‘Leap and Soar’: An Interview with Denzel Vazquez

In Leap and Soar, director Denzel Vazquez crafts an intimate meditation on grief, memory, and emotional distance. Through restrained performances, poetic visuals, and moments of profound silence, the film explores the fragile bond between a mother and son struggling to reconnect after loss. In this interview with IndieWrap, Vazquez discusses the deeply personal inspirations behind the project, the influence of artists like Edward Hopper and Emmanuel Lubezki, and his desire to create a story that transcends language through pure emotion.

Leap and Soar deals with grief in a very intimate and restrained way. What drew you to telling this particular story, and why did it feel important to explore these emotions through silence and small gestures rather than dramatic confrontation?

I wanted to portray silence as a burden. Silence is so interesting because it has layers and textures: peace, relief, contemplation, but also absence, pain, and doubt. In this case, I was interested in how something absent can still feel incredibly heavy. For me, that was the most tangible way I could portray grief.

The film seems deeply rooted in memory and emotional fragmentation. How did your own personal experiences shape the narrative and visual language of the project?

The film holds a version of me that, at the time, didn’t have the emotional intelligence to fully understand my own processes or emotions. I felt fragmented, and for the longest time I carried those fragments as if they were whole. From those fragments, I had to piece myself back together and reinvent my own story. The film is that process.

Daniel and his mother share the same pain, yet they struggle to communicate with one another. What interested you most about exploring emotional distance within a family dynamic?

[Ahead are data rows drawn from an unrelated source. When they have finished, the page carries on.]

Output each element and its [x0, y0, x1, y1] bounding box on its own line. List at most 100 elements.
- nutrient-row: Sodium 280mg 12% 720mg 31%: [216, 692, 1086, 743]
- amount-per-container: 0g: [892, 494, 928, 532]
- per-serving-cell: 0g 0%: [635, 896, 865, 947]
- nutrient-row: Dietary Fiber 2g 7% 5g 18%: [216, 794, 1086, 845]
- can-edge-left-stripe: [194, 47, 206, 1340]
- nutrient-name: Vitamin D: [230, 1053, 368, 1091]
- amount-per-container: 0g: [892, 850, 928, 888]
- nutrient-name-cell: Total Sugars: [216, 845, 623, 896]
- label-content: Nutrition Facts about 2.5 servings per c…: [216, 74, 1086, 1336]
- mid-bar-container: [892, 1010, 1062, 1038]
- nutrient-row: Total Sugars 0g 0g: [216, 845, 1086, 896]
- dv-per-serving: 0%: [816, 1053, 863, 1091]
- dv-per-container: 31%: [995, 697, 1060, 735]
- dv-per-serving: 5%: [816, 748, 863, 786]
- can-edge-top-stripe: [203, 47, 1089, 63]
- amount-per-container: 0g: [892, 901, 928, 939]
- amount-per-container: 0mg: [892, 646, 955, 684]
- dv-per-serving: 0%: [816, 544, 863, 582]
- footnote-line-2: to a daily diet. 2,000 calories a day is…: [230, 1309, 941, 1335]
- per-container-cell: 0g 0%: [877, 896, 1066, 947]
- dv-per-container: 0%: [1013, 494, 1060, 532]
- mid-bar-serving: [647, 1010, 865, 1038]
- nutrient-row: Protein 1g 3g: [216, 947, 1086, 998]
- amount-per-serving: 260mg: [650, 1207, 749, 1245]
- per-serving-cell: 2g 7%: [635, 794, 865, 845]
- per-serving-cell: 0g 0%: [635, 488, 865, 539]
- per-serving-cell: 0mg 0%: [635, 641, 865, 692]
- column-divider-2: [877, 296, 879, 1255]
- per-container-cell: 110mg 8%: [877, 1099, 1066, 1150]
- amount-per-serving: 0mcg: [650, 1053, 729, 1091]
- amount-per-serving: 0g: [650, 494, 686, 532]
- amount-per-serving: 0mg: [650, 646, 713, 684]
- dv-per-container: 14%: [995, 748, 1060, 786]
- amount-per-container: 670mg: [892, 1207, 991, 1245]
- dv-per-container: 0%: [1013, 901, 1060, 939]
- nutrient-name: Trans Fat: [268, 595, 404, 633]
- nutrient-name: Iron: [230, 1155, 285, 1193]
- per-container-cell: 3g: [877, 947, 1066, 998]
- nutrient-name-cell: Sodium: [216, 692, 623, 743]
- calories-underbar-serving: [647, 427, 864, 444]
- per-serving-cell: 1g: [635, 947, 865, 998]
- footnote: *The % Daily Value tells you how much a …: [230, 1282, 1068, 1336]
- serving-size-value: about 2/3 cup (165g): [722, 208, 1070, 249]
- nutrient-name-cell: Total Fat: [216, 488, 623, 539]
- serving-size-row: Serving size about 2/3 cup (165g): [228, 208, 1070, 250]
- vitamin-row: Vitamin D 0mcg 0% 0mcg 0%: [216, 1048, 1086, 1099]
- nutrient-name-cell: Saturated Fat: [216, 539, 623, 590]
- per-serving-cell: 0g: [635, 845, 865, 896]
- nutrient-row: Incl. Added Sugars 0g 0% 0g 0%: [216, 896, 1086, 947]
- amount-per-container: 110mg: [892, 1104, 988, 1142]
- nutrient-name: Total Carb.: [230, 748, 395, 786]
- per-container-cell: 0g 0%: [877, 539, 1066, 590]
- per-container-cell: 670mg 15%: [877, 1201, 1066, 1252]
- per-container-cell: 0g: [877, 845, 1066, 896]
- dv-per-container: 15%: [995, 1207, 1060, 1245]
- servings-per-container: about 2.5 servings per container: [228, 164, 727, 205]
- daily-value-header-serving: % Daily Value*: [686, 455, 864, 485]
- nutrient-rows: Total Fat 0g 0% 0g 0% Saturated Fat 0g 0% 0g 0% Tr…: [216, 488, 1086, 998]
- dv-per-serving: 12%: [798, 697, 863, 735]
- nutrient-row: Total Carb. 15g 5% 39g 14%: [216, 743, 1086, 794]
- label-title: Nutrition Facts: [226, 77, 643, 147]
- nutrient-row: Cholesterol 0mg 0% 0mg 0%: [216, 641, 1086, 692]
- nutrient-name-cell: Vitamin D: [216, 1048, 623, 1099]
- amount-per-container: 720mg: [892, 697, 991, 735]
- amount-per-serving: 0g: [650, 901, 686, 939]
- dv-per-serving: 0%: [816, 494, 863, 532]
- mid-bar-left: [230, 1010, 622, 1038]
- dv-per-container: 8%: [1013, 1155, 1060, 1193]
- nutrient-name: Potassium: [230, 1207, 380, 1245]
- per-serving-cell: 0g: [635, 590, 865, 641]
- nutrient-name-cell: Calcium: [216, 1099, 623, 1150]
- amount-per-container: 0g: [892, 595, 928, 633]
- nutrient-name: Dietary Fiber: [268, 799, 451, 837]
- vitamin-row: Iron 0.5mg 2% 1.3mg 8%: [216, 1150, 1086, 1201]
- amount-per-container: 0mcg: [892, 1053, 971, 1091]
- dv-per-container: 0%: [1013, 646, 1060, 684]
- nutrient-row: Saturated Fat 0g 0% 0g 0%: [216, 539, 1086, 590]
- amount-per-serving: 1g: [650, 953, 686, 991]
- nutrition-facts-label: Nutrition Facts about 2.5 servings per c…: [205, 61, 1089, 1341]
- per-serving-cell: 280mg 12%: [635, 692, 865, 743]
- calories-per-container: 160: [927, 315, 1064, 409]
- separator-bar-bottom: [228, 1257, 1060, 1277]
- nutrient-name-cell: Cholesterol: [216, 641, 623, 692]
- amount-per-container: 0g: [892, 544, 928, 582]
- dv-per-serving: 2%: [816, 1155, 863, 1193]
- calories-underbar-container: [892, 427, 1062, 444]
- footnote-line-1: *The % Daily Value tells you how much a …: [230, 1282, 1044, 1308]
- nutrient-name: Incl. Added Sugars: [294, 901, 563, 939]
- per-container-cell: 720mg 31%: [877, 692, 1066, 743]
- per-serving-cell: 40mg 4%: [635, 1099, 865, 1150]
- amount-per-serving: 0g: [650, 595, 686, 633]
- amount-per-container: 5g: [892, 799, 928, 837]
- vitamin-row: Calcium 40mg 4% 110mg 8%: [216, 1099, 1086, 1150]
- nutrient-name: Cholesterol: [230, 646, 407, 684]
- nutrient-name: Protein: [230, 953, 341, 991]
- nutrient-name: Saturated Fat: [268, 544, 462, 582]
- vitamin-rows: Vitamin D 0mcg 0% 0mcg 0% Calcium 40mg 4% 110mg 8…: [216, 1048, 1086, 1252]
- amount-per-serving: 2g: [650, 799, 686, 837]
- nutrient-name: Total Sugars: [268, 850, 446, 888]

Both characters are going through the same feeling: the loss of someone they deeply love, a pain that slowly eats them from the inside out. Pain can blind us and shut us down into our own bubble. Pain creates more pain. And when it reaches your soul, it can feel like you are completely alone in a feeling that belongs only to you. But we forget that there is another person beside us who is suffering just as much as we are.

Your director’s statement mentions that “life is made of moments.” How did that philosophy influence the pacing and structure of the film?

It all started while writing the script. I realized I wanted to capture different glimpses of the story of this family — glimpses of happiness and sadness, silence and laughter. This led to having an impressionistic style of filmmaking. When you look too close, you can appreciate every stroke as a moment in their lives. Then when you take a step back, you can see the whole picture: a collection of memories.

Leap and Soar appears to blur the line between memory and present reality. How did you work with cinematographer Diego Aldana to create the film’s atmospheric and almost suspended sense of time?

It was a challenge since we wanted the memories to feel real and tangible, while at the same time feeling like they last forever. The present, meanwhile, felt absent, like something slipping away — a sort of visual contrast. We decided to approach the memories through montage and a very emotional first-person perspective, while the present became more static and quiet to emphasize silence specifically as a burden.

The performances in the film feel very natural and vulnerable. What was your process with the actors to create such emotionally honest moments on screen?

I was lucky that the actors are very close friends of mine. We rehearsed for six months, sometimes once a week, sometimes twice a month. I used my background in dance and performance to approach rehearsals in a very physical way. Around seventy percent of the exercises never involved speaking. They were built around trust, movement, and silence.

The film relies heavily on visual storytelling and restraint. Were there any filmmakers, artists, or personal influences that inspired the tone and aesthetic of Leap and Soar?

Of course. Edward Hopper was a huge influence, especially in the way he explores the relationship between individuals, psychology, and the spaces they inhabit. There’s a sense of disconnection in his work that really stayed with me. Emmanuel Lubezki was also a major influence because of how contemplative and poetic his cinematography feels. And Aftersun by Charlotte Wells deeply inspired me as well. It’s such a personal and autobiographical exploration of memory.

As both the writer and director, how did you balance your personal connection to the material with the need to shape it into a universal story audiences can relate to?

Spanish is my first language, and although I write and journal a lot in English, this was my first time writing a short film in English. I wanted to tell a story that people could understand even without language. As humans, we share similar emotions and experiences that transcend what language may limit.

The title Leap and Soar carries a poetic and symbolic feeling. What does the title represent to you in the context of the film and its characters?

This film is a love letter to faith, not necessarily in a religious sense, but in the sense of embracing life. Faith comes with trust, and trust comes from love. There are moments in life when it feels like nothing matters, and the love we once had no longer exists for us. But in reality, it’s waiting for us on the other side, waiting for us to take a leap and trust.

1Now that the film is beginning its festival journey, what do you hope audiences take away from the experience of watching Leap and Soar?

I want people to let go of the unnecessary weight they carry through life. Hug the people you love. Don’t be afraid to feel. Don’t be afraid to take on the journey of life. Smile, cry, embrace sadness, and enjoy happiness.